Armstrong kassiert Schlappe gegen Contador

10.07.2009, 16:31 Uhr | t-online.de, sid

Contador (re.) ist wieder die Nummer 1 bei Astana (Foto: Reuters)Contador (re.) ist wieder die Nummer 1 bei Astana (Foto: Reuters) Lance Armstrongs Traum von der Rückkehr auf den Tour-Thron ist in der Höhenluft von Andorra geplatzt, stattdessen hat Teamrivale Alberto Contador ein Ausrufezeichen gesetzt.
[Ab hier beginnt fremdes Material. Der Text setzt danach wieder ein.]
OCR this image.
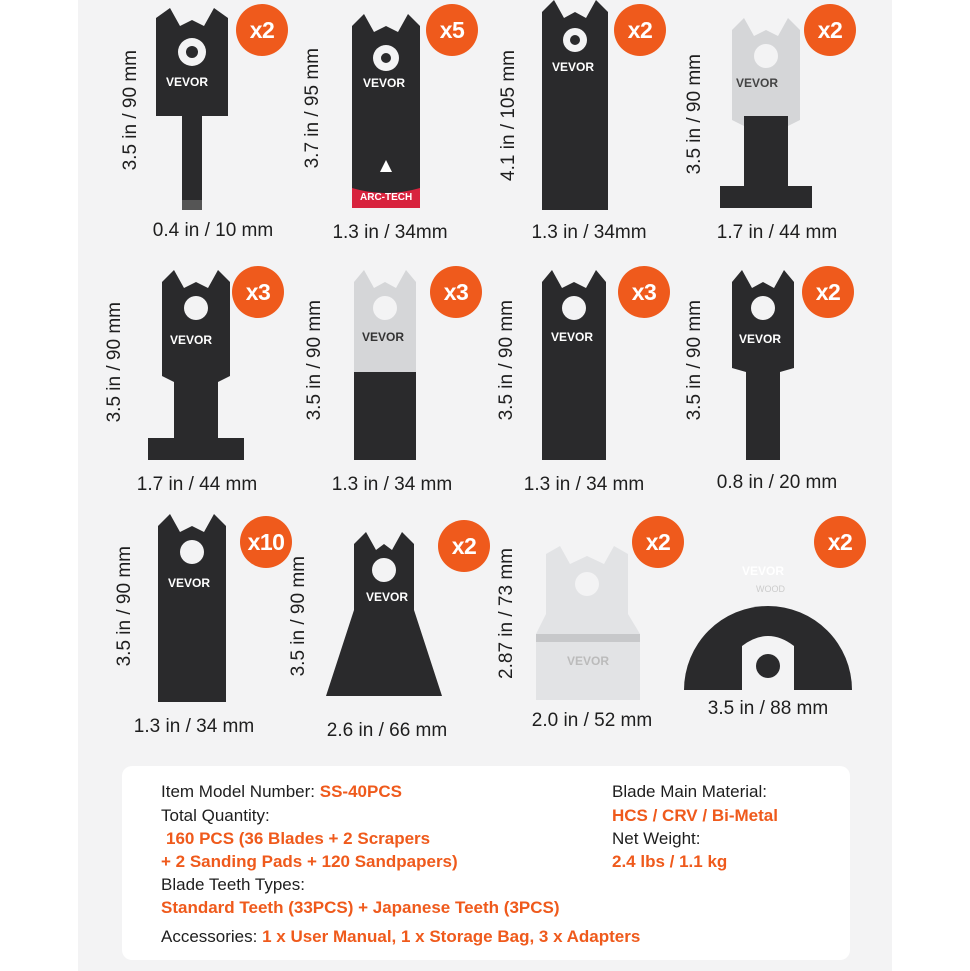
x2
3.5 in / 90 mm
0.4 in / 10 mm
VEVOR
ARC-TECH
VEVOR
x5
3.7 in / 95 mm
1.3 in / 34mm
VEVOR
x2
4.1 in / 105 mm
1.3 in / 34mm
VEVOR
x2
3.5 in / 90 mm
1.7 in / 44 mm
VEVOR
x3
3.5 in / 90 mm
1.7 in / 44 mm
VEVOR
x3
3.5 in / 90 mm
1.3 in / 34 mm
VEVOR
x3
3.5 in / 90 mm
1.3 in / 34 mm
VEVOR
x2
3.5 in / 90 mm
0.8 in / 20 mm
VEVOR
x10
3.5 in / 90 mm
1.3 in / 34 mm
VEVOR
x2
3.5 in / 90 mm
2.6 in / 66 mm
VEVOR
x2
2.87 in / 73 mm
2.0 in / 52 mm
VEVOR
WOOD
x2
3.5 in / 88 mm
Item Model Number: SS-40PCS
Total Quantity:
160 PCS (36 Blades + 2 Scrapers
+ 2 Sanding Pads + 120 Sandpapers)
Blade Teeth Types:
Standard Teeth (33PCS) + Japanese Teeth (3PCS)
Accessories: 1 x User Manual, 1 x Storage Bag, 3 x Adapters
Blade Main Material:
HCS / CRV / Bi-Metal
Net Weight:
2.4 lbs / 1.1 kg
Der siebenmalige Champion Armstrong kassierte bei der Kletterpartie zur 2240 Meter hohen Skistation eine Schlappe gegen seinen Astana-Rivalen und muss die Hoffnung auf sein 84. Gelbes Trikot wohl begraben.

Den Tagessieg auf der mit 224 Kilometern längsten Etappe bei der diesjährigen Frankreich-Rundfahrt holte der französische Tour-Debütant Brice Feillu, der das beste Stehvermögen einer neunköpfigen Ausreißergruppe besaß vor Landsmann Christophe Kern.

Hat Armstrong noch eine Chance aufs Gelbe Trikot und kann er Contador Paroli bieten? Sagen Sie uns Ihre Meinung im Kommentarfeld am Ende der Seite!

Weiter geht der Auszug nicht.